I know it’s not really the thing right now to eat bread but I make really good dinner rolls. I do realize that other people make good rolls too. I love to mix the ingredients together in the bowl and to smell the yeast. I love the way the dough feels when I knead it and then separate it and roll it into balls of deliciousness. I love the anticipation of waiting for the dough to rise and the smell that fills the house when they are baking. And of course, picking up a hot roll and sliding a pat of butter inside to melt to make that roll even yummier. Here’s the recipe if you’re interested in bread.

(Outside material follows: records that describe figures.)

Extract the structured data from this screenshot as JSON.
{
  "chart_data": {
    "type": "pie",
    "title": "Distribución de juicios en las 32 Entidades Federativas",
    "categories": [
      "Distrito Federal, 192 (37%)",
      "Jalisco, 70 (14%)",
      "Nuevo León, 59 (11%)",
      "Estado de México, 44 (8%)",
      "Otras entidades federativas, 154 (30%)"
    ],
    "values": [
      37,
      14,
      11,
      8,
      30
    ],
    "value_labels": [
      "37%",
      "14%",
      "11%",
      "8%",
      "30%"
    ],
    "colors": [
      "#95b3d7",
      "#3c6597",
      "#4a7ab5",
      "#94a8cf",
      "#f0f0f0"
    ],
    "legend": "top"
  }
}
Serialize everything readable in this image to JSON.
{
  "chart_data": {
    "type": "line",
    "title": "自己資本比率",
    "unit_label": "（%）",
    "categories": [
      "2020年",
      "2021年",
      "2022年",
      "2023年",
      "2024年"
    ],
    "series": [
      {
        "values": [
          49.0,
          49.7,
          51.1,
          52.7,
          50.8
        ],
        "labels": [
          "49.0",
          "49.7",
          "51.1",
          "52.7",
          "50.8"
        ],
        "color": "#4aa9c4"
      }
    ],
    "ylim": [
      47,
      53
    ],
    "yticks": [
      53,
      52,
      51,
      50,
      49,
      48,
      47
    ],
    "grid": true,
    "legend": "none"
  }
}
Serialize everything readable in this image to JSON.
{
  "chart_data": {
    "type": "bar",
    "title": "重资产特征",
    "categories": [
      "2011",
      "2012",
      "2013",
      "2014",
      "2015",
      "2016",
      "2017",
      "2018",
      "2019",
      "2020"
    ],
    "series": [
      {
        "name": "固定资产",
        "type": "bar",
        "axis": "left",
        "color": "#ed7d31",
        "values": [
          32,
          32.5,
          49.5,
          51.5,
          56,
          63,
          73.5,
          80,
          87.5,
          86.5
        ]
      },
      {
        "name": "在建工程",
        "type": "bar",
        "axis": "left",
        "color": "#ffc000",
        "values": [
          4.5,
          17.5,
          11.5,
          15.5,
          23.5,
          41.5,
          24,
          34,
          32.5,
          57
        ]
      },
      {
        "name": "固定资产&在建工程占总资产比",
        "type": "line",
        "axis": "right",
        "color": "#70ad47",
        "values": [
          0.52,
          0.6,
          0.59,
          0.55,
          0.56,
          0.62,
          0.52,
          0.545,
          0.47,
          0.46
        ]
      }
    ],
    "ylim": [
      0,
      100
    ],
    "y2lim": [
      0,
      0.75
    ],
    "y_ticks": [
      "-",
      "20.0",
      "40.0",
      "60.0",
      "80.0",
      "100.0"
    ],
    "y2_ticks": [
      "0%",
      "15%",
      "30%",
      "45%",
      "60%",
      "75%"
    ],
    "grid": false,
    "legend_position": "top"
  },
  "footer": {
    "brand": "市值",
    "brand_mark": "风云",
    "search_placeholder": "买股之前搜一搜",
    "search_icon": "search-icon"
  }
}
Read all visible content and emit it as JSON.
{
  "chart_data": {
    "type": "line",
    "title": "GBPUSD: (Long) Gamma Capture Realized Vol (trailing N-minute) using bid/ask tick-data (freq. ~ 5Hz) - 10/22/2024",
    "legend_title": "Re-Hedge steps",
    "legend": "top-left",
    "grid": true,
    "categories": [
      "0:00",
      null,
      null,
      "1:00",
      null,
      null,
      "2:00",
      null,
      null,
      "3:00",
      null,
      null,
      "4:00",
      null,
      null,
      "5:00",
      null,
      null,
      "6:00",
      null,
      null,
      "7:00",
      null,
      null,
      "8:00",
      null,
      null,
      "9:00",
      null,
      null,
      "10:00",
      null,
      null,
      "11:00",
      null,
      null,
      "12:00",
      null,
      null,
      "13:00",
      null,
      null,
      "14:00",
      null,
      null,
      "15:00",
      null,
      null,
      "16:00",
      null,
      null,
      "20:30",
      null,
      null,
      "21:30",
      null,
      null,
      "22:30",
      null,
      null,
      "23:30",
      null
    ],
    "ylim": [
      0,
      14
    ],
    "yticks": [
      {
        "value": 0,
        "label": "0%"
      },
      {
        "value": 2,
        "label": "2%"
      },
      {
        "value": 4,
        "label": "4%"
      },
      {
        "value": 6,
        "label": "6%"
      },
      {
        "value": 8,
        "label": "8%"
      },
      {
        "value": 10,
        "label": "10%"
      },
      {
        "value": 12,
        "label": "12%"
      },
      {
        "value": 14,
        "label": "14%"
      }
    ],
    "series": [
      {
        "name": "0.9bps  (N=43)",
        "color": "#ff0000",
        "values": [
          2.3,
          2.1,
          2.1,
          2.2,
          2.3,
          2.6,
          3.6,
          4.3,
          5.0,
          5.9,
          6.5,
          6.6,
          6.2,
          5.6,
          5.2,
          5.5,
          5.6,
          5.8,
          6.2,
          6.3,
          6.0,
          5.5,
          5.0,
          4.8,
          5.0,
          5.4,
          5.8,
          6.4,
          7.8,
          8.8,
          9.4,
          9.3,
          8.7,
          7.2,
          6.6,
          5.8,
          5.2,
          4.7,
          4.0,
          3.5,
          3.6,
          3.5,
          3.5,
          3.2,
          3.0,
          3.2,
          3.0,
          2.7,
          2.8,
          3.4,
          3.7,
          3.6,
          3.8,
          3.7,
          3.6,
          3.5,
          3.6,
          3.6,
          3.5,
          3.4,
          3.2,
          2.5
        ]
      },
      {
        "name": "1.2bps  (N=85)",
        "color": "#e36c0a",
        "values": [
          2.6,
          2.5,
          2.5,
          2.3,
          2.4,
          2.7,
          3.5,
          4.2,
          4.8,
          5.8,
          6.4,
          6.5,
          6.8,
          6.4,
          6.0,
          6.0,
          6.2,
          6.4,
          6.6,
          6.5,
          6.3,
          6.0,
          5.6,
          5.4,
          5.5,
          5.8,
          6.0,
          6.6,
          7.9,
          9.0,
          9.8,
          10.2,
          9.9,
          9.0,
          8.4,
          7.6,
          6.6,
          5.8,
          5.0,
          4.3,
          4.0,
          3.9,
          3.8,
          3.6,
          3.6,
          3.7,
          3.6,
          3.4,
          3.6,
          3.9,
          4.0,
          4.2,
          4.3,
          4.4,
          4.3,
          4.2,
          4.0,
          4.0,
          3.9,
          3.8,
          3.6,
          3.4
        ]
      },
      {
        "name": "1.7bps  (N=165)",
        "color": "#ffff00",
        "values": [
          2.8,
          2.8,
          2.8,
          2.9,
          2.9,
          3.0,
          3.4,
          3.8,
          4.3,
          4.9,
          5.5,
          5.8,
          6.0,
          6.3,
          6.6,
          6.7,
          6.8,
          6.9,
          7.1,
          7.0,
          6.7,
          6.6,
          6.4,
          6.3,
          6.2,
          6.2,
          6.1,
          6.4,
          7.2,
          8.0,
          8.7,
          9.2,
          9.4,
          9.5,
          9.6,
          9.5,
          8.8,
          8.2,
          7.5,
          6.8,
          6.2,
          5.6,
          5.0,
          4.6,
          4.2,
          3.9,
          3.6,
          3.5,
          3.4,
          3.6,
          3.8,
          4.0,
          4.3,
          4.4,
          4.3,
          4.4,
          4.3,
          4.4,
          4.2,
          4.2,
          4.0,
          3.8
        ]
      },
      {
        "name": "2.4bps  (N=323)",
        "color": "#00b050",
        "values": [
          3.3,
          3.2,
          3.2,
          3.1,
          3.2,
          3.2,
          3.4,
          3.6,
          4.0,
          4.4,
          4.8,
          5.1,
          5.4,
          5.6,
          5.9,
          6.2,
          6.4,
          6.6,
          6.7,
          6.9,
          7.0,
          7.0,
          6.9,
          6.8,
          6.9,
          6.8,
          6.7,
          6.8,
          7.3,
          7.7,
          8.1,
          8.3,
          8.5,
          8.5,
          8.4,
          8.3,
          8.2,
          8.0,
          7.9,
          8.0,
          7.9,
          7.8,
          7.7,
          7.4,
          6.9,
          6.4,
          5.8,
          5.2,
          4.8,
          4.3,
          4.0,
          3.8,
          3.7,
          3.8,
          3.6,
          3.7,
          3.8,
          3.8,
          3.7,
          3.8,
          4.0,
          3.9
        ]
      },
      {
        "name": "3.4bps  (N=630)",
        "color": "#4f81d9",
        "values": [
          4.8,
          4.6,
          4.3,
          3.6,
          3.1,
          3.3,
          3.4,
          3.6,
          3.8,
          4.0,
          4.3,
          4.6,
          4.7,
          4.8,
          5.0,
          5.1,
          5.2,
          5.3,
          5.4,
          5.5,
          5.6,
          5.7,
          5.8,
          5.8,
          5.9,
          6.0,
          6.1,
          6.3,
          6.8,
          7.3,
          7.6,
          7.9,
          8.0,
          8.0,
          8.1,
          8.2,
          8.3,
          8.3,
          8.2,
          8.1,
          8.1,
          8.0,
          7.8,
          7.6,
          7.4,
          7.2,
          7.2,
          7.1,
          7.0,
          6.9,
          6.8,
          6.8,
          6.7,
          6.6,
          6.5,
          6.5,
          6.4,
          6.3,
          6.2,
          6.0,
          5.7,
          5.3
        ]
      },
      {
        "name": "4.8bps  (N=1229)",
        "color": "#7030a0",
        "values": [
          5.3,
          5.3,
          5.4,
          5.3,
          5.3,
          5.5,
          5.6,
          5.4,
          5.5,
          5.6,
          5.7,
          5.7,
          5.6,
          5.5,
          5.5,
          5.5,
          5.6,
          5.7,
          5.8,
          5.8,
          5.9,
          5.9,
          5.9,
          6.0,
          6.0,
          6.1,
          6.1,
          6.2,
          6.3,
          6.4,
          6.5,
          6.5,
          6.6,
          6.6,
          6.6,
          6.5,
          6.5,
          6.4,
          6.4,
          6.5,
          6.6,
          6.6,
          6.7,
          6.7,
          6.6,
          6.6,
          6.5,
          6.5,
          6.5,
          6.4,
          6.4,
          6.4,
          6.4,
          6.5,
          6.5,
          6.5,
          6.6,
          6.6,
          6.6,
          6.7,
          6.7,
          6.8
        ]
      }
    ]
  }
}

¾ cups warm water                                                                                           1 ½ teaspoon yeast ( I usually use rapid rise yeast)                                             ¾ teaspoon salt                                                                                                 2 cups flour (I use organic unbleached all-purpose flour)                                       1 tablespoon sugar                                                                                             1 tablespoon butter, softened                                                                              1 ½ tablespoons melted butter to brush on top of the rolls

Dissolve the yeast in the warm water, add sugar and let it sit for five minutes. Add the butter, salt and flour. Mix until combined. Add additional flour as needed until the dough pulls away from the sides of the bowl. It should be slightly sticky. Knead for two minutes or until smooth. Cover the bowl and let it rise for 25 minutes.

Preheat the oven to 400. Punch the dough down and divide into eight rolls. Roll the dough around in your hands to form balls of dough and place the balls into an iron skillet. Brush with melted butter and sprinkle with salt. Let them rise for 20 minutes. Bake for about 15 minutes or until the rolls are golden brown.